- Born: 11 March 1911 Auckland, New Zealand
- Died: 9 October 2014 (aged 103)
- Allegiance: United Kingdom
- Branch: Royal Navy
- Rank: Lieutenant Commander
- Commands: HMS Scythian
- Conflicts: World War II
- Awards: Mention in Despatches (2) Officer of the Order of the British Empire

= Connell Thode =

New Zealand naval officer and yachtsman

Connell Percy Thode (11 March 1911 – 9 October 2014) was a New Zealand naval officer and yachtsman. He served in the Royal Naval Volunteer Reserve during World War II and commanded HMS Scythian, an S class submarine of the Royal Navy.

==Early life==
Born in Auckland in 1911, Thode was educated at Mount Albert Grammar School from 1925 to 1926. An accomplished yachtsman, he joined the Royal New Zealand Yacht Squadron in 1933, and skippered the keel sloop Iorangi. His skill was such that he was in contention to be a crew member on Thomas Sopwith's America's Cup challenge, but this did not proceed following the outbreak of World War II.

==World War II service==
After the war began, Thode worked his passage to the United Kingdom, where he joined the Royal Naval Volunteer Reserve and served in submarines.

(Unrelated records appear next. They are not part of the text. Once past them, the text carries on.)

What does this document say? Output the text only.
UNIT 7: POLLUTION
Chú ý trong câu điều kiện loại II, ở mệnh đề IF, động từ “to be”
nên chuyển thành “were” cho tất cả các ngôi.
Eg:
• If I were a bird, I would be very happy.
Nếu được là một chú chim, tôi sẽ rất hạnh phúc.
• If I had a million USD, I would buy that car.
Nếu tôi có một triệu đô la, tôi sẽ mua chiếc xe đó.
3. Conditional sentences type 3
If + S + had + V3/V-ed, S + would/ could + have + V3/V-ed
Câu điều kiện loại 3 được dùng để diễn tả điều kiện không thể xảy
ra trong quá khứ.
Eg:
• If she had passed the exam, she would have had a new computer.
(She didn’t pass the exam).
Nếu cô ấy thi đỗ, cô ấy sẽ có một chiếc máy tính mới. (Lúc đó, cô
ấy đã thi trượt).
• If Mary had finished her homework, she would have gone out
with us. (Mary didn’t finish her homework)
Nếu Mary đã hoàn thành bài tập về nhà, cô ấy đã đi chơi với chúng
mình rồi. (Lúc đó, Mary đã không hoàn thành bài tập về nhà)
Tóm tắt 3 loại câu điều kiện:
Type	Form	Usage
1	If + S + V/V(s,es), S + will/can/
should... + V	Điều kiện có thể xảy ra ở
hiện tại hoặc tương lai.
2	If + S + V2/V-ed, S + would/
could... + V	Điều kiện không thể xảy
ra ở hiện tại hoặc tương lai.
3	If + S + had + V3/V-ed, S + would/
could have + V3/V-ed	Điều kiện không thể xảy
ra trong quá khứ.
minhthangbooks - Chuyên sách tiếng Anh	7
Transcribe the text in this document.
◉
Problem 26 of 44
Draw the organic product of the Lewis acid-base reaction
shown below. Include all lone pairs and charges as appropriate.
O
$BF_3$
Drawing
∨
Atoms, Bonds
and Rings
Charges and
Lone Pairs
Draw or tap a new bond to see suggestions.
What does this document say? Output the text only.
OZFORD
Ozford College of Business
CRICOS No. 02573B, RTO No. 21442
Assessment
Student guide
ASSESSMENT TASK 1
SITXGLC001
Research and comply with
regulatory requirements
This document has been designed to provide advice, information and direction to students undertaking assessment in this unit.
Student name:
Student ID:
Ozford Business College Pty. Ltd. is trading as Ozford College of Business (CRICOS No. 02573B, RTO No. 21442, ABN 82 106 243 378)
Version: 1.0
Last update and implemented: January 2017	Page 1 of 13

He was appointed navigator of HMS Proteus, a Parthian-class submarine based in Egypt, in mid-1941. In June 1942 he was mentioned in despatches for gallant and distinguished service in successful patrols while serving on that vessel. He then was made first lieutenant aboard HMS Ultor, a U-class submarine, before gaining command of HMS Scythian in late 1944. He received his second mention in despatches in November 1945. Thode was one of only three New Zealanders to command a submarine during World War II, and the only one serving in the naval reserve to do so.

==Later life==
Thode spent 25 years teaching young New Zealanders to sail on the training ships Spirit of Adventure and Spirit of New Zealand. In the 1996 New Year Honours, he was appointed an Officer of the Order of the British Empire, for services to yachting.

Thode is believed to have been the oldest person to complete the 2013 New Zealand census online, when aged 101 years. He died on 9 October 2014 and his funeral service was held in St Christopher's Chapel at the Devonport Naval Base in Auckland. His ashes were buried at North Shore Memorial Park in Albany.